L’insieme
dei servizi sanitari è grosso modo riconducibile a due principali
categorie di assistenza, quella territoriale e quella ospedaliera. Da
anni assistiamo a continui “riordini” di tali servizi,
ufficialmente tesi a migliorare le condizioni di erogazione. In
pratica le riorganizzazioni sono frutto dei tagli economici che i
partiti di governo impongono alla sanità pubblica. E’ evidente
che, mentre l’assistenza territoriale sta vivendo tentativi di
maggiore articolazione e sviluppo, l’assistenza ospedaliera stia
subendo un processo di accentramento forzato dei punti di assistenza
e di specializzazione.

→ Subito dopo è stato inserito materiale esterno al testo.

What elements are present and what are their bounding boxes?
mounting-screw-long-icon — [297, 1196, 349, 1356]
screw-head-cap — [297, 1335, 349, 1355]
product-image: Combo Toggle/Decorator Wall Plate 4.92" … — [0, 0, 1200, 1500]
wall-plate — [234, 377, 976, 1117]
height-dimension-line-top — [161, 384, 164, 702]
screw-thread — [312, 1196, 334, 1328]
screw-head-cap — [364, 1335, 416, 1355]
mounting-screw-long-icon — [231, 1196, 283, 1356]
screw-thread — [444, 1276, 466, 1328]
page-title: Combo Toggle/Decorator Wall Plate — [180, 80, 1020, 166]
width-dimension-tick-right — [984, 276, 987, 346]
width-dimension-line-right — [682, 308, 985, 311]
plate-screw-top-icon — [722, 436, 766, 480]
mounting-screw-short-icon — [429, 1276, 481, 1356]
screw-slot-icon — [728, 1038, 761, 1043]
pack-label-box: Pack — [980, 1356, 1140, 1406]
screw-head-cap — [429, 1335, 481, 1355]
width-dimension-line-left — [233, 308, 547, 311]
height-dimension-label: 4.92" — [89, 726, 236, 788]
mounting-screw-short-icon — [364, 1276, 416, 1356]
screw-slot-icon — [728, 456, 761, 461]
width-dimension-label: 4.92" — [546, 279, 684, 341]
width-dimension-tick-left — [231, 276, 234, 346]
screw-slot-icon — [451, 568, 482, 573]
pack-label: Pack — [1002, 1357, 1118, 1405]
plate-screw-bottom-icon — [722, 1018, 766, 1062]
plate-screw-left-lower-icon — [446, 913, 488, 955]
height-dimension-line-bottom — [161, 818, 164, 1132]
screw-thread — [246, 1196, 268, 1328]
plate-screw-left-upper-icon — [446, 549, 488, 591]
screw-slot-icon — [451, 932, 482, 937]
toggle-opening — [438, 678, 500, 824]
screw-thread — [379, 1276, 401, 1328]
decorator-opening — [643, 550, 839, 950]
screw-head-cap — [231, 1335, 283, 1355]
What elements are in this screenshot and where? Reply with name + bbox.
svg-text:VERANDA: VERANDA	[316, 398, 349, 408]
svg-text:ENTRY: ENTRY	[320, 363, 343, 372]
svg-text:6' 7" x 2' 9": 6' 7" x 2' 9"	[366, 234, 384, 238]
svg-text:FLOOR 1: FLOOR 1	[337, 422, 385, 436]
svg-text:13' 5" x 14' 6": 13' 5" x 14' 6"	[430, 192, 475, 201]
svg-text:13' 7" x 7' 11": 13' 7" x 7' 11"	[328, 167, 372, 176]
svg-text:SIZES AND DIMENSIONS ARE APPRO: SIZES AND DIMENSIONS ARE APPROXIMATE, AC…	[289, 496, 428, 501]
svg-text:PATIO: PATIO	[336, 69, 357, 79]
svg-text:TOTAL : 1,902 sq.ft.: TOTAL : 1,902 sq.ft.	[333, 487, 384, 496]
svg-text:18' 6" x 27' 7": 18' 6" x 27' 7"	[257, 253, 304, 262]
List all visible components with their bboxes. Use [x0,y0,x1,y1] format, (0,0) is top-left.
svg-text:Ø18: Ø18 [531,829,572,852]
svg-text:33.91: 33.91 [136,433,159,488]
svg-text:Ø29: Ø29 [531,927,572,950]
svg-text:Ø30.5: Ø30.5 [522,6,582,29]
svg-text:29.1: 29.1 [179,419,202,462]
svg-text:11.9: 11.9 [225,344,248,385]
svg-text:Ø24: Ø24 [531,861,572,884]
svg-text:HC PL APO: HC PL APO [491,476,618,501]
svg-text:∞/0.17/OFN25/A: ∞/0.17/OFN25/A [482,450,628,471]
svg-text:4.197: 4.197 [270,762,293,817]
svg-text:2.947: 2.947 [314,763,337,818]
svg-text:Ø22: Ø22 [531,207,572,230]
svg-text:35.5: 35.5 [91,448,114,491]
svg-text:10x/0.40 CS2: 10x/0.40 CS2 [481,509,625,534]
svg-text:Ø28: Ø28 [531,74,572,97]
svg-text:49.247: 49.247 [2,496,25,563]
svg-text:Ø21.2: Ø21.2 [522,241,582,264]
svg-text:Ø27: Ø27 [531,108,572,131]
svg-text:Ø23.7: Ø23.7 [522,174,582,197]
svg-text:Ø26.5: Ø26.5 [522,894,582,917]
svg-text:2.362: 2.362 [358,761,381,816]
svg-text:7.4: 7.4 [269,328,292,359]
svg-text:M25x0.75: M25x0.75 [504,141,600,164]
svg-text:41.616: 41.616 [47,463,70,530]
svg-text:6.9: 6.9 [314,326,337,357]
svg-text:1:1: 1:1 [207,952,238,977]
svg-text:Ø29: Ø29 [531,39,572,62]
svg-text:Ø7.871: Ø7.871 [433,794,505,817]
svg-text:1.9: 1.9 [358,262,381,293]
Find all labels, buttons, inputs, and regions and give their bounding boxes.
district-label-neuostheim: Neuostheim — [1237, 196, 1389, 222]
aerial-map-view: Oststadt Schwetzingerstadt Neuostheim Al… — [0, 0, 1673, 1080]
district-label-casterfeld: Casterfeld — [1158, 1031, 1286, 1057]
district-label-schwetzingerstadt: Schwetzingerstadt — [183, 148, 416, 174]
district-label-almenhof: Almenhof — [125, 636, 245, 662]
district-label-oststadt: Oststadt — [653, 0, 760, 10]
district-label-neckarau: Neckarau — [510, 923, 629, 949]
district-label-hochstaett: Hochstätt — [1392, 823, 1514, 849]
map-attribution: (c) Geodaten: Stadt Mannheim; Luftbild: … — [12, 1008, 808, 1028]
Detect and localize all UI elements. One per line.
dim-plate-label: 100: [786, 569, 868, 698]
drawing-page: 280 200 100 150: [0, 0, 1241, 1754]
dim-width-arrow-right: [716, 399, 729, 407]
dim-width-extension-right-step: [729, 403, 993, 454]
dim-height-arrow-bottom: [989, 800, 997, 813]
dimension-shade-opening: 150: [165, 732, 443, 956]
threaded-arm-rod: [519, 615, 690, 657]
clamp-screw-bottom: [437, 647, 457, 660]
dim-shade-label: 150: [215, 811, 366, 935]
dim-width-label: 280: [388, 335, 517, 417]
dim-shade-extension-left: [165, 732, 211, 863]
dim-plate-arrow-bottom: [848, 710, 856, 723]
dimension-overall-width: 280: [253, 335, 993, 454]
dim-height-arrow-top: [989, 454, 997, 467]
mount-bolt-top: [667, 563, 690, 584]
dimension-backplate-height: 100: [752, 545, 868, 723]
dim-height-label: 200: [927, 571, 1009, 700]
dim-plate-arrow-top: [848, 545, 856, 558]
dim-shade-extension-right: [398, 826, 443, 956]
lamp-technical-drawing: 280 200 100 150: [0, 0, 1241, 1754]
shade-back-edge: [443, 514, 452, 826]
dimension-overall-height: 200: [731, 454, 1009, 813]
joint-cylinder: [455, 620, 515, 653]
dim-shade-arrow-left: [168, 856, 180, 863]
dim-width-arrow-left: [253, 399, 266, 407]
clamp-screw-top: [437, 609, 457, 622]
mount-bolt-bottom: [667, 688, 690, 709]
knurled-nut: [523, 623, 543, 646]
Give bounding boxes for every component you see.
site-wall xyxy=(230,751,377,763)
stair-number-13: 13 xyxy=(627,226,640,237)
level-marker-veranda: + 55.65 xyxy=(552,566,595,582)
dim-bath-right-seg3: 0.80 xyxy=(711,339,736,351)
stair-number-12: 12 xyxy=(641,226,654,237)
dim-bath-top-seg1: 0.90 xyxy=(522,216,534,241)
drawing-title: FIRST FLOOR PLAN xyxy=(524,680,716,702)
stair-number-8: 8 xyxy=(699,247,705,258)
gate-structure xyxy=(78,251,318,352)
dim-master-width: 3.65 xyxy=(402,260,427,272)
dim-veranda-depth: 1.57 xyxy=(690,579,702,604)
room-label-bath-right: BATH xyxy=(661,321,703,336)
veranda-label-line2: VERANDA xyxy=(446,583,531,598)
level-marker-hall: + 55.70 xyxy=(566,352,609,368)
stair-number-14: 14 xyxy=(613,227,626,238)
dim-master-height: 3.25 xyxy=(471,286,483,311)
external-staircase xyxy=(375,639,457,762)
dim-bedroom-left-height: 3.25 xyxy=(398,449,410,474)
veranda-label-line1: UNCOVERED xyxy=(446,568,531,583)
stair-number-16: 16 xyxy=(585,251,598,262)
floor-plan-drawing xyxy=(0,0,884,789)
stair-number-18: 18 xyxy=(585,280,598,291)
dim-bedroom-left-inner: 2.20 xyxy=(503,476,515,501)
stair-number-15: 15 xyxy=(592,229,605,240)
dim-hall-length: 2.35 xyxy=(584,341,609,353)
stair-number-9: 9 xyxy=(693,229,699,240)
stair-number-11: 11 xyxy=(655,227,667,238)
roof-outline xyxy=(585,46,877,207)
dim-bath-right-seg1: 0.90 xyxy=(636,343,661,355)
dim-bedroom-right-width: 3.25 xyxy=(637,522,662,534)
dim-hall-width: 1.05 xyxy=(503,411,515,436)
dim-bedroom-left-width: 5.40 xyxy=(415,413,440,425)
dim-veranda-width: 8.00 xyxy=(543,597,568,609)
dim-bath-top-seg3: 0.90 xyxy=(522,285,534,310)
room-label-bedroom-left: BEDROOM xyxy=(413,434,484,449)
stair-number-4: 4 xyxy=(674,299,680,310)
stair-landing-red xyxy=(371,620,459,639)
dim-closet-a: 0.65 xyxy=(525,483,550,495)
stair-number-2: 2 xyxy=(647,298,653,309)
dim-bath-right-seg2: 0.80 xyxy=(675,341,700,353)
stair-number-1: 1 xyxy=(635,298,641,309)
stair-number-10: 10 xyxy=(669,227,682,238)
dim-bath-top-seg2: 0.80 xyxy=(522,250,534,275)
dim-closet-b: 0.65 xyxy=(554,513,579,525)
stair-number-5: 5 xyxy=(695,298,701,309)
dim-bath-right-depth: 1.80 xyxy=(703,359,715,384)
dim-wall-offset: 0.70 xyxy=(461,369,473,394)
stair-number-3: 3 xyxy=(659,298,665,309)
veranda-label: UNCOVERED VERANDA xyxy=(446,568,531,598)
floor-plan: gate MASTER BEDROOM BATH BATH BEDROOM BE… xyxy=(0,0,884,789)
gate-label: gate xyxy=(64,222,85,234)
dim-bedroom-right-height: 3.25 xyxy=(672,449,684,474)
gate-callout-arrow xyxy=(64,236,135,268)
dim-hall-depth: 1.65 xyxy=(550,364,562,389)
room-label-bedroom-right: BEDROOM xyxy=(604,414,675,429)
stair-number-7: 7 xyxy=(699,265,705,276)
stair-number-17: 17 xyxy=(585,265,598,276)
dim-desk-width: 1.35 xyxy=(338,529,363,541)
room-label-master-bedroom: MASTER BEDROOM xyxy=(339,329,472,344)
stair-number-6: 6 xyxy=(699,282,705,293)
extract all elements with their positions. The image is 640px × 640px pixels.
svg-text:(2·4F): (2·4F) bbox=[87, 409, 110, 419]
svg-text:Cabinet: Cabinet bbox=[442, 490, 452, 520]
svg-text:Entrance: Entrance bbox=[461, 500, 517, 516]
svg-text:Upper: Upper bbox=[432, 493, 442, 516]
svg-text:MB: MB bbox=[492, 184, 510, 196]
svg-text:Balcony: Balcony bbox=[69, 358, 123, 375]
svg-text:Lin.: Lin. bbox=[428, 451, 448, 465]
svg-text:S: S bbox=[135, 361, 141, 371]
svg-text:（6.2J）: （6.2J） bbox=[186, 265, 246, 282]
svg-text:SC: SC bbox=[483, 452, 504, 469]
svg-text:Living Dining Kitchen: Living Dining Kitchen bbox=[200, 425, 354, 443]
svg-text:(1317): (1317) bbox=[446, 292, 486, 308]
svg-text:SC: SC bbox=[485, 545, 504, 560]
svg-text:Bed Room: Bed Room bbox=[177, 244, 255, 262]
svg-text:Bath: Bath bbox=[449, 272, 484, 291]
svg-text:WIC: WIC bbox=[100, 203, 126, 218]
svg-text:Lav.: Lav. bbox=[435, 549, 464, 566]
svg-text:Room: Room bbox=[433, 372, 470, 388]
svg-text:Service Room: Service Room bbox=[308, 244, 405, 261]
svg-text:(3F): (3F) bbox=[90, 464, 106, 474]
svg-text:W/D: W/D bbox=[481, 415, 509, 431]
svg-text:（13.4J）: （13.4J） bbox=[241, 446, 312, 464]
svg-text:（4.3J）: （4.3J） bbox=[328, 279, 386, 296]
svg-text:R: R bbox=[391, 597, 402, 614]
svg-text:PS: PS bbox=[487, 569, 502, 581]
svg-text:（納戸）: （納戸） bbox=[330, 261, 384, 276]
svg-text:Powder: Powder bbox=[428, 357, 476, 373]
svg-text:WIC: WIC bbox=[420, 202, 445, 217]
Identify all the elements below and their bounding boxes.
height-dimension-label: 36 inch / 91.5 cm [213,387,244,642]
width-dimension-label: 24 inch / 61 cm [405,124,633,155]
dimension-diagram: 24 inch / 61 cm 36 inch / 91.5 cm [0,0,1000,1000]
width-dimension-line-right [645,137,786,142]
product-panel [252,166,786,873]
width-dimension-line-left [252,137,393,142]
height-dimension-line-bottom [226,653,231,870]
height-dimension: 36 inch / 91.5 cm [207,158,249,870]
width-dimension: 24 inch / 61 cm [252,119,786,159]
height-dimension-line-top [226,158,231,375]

Chi paga il conto più salato della crescente
concentrazione delle strutture ospedaliere sono i piccoli centri,
dove più evidenti sono le difficoltà di accesso per gli utenti
provenienti dai centri minori e dai territori di cui spesso una quota
importante è rappresentata dagli anziani. Nei piccoli centri,
dunque, i problemi connessi all’offerta sanitaria si riferiscono
alle condizioni di fruibilità ed accessibilità, ai tempi di
percorrenza, ai mezzi di trasporto, alla percorribilità delle
strade. Del resto, anche la funzionalità dei presidi maggiori viene
messa a dura prova dall'afflusso di nuovi utenti costretti a
spostarsi dalle aree periferiche. Basti ricordare che negli anni
scorsi il processo di riorganizzazione dell’offerta ospedaliera ha
portato alla chiusura di numerosi piccoli presidi. Non molto tempo
fa, ad esempio, furono chiusi quattro presidi a Pietrasanta,
Seravezza, Viareggio e Camaiore, sostituiti con il nuovo ospedale
della Versilia, situato a Camaiore, mentre i presidi di Chiusi,
Chianciano, Montepulciano, Torrita, Sinalunga e Sarteano furono
riuniti nell’ospedale della Val di Chiana Senese con sede a
Montepulciano. Il processo è continuato per i presidi sopravvissuti
al primo turno di “tagli”, mediante un loro progressivo
svuotamento. Il presidio di Volterra in appena tre anni ha perso
l’intera area materno-infantile e ha subito l'accorpamento forzato
di cardiologia e medicina. E il processo non accenna ad arrestarsi,
anzi. Con il pretesto di dover ridurre la spesa pubblica, in
concomitanza col periodo di recessione in atto, si sta aprendo un
nuovo e dolente capitolo. La Regione Toscana sta procedendo spedita
verso la “riconversione” dei piccoli ospedali rimasti in Case
della Salute, che per loro natura potranno garantire solo cure
primarie ed intermedie. Attività e servizi di natura ben diversa
dall’assistenza di tipo ospedaliero.
Rispetto
alla passata riorganizzazione, pertanto, ciò che si sta verificando
attualmente non è esclusivamente la centralizzazione dei servizi di
alta specializzazione ma un vero e proprio effetto di trascinamento
che rischia di portare fuori dai territori di riferimento anche altre
attività di tipo sanitario a più bassa specializzazione, la cui
diffusione territoriale è un importante fattore di qualità per la
vita delle comunità locali. Sotto il profilo del tipo di assistenza
ma anche per il mantenimento dei posti di lavoro sul territorio.
Una
scelta non condivisibile che aggredisce quel principio
universalistico che dovrebbe caratterizzare l’intero sistema
sanitario nazionale. Il nodo della discussione, lo ribadiamo, è
appunto qui. Un sistema istituzionale ben congegnato dovrebbe
affrontarlo lealmente con i territori. E’ molto grave che la
Regione Toscana proceda su questa linea senza confrontarsi con le
comunità che subiranno le ricadute più gravi delle proprie riforme.
Allo stesso tempo è inconcepibile che un Comune come Volterra, sede
storica di un presidio ospedaliero, da dicembre 2012 ad oggi non
abbia ancora messo in agenda un confronto pubblico su questo nodo
critico con la Regione, che è colei che emana direttive vincolanti
in materia sanitaria. Limitarsi ai botta e risposta sulle pagine dei
giornali con il direttore generale, che alla fine, è un mero
esecutore, non può portare nessun risultato utile.